Interrogé sur l'autonomie des diplômes et un dessaisissement de l'État afin de permettre une plus grande souplesse et adaptabilité de l'enseignement supérieur, Jacques Attali est formel : c'est « clairement non ! » Si on laisse une autonomie totale au système pour évoluer, affirme-t-il, il ira vers le pire, c'est-à-dire, vers une dérive à l'américaine avec un système général médiocre et quelques établissements qui s'octroieront le droit de délivrer des diplômes. On verra alors quelques écoles se débrancher du système français pour se brancher sur le système américain puisque c'est le plus facile pour faire reconnaître les diplômes outre-Atlantique. « Il faut être clair : le système européen que nous préconisons ne vise pas à prendre le système américain comme modèle mais comme anti-modèle. » Il y a d'excellentes choses dans le système américain que nous reprenons, mais il contient en germe la privatisation de l'enseignement supérieur. C'est la transformation des universités en entreprises. Toute la complexité est là. Il faut apprendre la concurrence dans l'université mais il ne faut pas que les universités deviennent des entreprises. Pour Jacques Attali, la prochaine intégration européenne sera « universitaire ». Selon lui, le traité de Maastricht, qui prévoit la liberté d'installation et la libre circulation, ne pourra pas être effectif sans une équivalence de diplômes. C'est pourquoi, il a incité les ingénieurs du CNISF à nouer des contacts, en particulier, avec les organisations d'ingénieurs allemandes pour trouver des points communs dans l'équivalence. « Cela aura une importance considérable, y compris sur la faisabilité de la monnaie unique » affirme-t-il.

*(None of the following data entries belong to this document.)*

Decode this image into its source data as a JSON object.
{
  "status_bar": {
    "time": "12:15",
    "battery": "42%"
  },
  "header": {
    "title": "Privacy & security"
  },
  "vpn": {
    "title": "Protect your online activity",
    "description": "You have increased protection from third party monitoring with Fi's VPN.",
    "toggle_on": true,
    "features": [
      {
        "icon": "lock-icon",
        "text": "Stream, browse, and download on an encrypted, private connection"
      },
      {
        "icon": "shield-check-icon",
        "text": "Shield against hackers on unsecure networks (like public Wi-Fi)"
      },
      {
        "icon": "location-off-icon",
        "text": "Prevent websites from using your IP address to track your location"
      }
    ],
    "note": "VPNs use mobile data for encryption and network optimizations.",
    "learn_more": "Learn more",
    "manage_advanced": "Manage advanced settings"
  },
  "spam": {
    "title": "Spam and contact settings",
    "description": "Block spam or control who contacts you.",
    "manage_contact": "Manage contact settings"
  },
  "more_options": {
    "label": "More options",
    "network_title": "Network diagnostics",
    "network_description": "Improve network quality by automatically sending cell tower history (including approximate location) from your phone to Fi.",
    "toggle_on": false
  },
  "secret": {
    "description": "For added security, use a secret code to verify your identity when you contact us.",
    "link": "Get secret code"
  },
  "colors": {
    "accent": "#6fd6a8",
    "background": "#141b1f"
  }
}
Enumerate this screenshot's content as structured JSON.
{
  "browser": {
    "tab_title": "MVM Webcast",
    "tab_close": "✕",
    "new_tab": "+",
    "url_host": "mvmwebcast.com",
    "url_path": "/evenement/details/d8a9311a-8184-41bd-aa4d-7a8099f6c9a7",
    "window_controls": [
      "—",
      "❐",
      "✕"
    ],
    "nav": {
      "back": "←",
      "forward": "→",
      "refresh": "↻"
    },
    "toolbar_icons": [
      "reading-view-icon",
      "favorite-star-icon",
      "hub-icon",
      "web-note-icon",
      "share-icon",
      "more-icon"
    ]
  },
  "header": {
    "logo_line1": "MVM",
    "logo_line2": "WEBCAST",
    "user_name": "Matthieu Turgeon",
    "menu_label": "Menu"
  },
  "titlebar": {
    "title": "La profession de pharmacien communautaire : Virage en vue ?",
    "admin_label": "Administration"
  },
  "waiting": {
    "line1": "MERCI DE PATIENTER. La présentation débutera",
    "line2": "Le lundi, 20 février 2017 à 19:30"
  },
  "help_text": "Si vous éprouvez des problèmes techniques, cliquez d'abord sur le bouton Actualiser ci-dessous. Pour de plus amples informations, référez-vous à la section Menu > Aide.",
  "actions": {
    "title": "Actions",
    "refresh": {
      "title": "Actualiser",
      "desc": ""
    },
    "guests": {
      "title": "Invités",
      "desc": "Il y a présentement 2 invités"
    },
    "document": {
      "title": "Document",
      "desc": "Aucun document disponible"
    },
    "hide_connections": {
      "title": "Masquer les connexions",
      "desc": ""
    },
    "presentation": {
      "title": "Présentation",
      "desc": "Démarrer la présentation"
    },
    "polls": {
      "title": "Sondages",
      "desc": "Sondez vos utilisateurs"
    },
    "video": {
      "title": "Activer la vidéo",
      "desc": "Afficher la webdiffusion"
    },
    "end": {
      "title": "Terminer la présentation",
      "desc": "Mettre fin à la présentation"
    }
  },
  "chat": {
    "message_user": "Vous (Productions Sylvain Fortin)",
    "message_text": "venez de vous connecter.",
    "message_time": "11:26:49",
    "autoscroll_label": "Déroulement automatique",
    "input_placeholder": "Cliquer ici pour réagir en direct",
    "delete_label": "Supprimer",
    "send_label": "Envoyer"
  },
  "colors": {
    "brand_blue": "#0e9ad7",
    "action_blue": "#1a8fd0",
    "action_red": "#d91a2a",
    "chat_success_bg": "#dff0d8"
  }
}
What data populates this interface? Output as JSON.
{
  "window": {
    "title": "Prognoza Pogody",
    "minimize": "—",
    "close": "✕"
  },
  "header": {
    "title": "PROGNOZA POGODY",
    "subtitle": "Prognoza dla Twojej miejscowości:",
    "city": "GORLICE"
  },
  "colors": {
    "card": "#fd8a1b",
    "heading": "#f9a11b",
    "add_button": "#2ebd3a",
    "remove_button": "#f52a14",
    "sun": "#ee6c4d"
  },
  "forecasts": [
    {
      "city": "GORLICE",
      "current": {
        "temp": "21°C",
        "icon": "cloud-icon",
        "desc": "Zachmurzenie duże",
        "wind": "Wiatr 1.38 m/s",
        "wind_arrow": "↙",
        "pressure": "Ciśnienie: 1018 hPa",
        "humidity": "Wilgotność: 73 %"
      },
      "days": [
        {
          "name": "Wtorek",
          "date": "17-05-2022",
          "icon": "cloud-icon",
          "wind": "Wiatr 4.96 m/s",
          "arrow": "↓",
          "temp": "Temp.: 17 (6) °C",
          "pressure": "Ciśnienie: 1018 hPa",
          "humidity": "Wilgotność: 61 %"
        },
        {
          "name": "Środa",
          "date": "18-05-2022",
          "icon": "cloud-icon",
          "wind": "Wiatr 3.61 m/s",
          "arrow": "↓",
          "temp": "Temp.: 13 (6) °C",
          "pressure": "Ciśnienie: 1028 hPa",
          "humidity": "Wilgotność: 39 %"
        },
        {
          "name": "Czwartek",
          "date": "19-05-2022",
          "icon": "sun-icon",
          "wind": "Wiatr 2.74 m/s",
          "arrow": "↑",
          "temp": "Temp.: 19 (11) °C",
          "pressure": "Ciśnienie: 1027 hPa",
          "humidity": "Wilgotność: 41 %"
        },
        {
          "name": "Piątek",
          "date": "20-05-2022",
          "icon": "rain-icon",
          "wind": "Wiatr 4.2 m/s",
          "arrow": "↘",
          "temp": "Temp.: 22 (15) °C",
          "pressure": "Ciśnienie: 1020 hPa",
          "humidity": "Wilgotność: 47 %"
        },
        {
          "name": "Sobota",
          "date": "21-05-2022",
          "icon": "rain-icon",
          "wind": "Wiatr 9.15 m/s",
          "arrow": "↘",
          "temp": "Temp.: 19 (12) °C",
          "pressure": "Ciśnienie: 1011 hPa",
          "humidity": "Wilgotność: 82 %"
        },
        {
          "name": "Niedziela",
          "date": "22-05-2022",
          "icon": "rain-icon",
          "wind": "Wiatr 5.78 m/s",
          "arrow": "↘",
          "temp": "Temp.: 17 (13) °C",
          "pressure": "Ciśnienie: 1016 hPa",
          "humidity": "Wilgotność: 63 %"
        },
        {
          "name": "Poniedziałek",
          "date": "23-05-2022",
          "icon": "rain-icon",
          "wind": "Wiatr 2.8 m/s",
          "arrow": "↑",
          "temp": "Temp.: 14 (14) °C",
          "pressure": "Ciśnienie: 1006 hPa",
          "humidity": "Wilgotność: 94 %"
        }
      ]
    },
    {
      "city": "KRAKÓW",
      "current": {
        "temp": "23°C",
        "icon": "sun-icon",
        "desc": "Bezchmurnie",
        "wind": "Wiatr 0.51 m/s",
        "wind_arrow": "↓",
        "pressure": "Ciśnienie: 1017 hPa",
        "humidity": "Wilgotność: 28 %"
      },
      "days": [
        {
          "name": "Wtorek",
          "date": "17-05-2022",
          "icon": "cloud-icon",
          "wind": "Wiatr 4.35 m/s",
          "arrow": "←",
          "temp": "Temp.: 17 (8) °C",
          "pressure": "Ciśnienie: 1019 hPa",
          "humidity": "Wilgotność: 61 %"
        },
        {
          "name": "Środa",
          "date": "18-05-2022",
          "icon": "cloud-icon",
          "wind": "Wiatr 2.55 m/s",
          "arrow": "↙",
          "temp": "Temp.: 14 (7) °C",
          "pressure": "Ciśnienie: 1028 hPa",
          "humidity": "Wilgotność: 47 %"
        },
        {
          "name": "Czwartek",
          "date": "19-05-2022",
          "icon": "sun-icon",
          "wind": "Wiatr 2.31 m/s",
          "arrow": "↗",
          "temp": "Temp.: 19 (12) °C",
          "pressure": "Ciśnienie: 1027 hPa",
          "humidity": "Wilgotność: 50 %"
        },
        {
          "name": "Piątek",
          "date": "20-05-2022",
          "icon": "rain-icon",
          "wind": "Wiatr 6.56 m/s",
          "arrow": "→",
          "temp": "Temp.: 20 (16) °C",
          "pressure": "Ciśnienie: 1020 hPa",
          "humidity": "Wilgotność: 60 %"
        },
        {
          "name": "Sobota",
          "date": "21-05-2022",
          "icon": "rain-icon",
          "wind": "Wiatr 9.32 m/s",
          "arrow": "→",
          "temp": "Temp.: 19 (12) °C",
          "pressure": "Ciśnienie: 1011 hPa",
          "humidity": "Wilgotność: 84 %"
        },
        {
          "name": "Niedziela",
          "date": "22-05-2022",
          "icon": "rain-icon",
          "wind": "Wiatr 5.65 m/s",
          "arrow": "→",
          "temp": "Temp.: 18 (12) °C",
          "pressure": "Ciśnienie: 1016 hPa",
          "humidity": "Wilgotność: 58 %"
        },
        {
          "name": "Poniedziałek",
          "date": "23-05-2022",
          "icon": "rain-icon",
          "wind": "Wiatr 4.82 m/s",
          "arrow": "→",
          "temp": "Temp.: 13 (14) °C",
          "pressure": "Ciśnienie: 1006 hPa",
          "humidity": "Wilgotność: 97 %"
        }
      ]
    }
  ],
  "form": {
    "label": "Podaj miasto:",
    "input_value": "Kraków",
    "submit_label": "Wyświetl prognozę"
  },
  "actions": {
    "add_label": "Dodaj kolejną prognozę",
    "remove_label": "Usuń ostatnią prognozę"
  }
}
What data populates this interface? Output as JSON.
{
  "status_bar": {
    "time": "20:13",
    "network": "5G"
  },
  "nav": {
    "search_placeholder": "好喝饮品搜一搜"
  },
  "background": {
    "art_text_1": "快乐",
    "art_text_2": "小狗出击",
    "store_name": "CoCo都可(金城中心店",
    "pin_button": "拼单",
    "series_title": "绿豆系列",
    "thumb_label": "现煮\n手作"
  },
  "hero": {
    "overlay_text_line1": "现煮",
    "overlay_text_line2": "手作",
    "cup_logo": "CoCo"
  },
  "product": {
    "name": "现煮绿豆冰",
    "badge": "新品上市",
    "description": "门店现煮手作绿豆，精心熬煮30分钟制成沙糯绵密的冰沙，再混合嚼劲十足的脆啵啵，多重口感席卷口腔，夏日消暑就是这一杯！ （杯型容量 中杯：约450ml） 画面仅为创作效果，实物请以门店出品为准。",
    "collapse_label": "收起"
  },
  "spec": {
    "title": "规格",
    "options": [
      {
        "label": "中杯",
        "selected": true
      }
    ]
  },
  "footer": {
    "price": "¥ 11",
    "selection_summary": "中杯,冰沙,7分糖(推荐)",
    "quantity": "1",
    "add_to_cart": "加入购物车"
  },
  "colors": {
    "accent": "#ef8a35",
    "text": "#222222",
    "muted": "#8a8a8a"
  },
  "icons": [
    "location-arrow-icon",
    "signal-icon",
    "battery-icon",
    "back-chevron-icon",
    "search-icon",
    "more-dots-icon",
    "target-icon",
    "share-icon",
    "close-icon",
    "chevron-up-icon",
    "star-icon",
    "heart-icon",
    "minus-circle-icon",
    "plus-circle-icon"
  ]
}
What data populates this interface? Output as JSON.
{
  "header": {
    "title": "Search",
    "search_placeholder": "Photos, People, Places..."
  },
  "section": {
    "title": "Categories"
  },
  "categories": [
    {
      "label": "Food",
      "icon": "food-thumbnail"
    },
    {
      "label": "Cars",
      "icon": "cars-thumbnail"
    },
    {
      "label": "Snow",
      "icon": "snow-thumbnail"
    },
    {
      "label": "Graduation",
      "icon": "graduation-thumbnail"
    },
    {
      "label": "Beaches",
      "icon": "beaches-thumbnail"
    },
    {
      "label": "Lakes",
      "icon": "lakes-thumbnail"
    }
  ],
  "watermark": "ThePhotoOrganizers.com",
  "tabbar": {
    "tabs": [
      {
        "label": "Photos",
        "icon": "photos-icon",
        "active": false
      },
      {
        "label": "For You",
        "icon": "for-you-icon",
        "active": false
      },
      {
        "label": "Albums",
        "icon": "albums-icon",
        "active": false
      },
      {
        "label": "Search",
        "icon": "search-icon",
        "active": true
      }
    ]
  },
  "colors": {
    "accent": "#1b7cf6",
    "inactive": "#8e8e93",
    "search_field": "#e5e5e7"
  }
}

Diplôme et formation continue

Jacques Attali a souligné l'extraordinaire échec de la formation continue dans le système français. Universités et grandes écoles confondues fournissent moins de 5 % de ce type d'enseignement. Cela suppose des modifications assez significatives. « La carrière d'un enseignant est évaluée par la recherche et non par l'enseignement, et encore moins par la formation continue, regrette-t-il. En général, l'enseignant, qui fait ce type de formation, est considéré en situation de déchéance totale à l'égard de ses collègues. Il faut revaloriser la formation continue, financièrement et socialement dans les corps d'enseignants pour qu'elle devienne essentielle. » En confidence, il révèle que, dans son rapport, il existe un paragraphe qui, à son avis, est « inacceptable » mais n'a pas suscité de colère jusqu'ici. « Nous proposons que les diplômes soient d'une durée limitée et qu'un ingénieur perde son diplôme au bout de quinze ans s'il ne justifie pas d'une formation continue à l'université ou dans l'entreprise. » Car tant que l'on n'ira pas vers une limitation dans le temps de la validité des diplômes (ce qui existe pour les pilotes de ligne et devrait exister depuis longtemps pour les médecins), la formation continue restera, conclut-il, une « conversation mondaine ».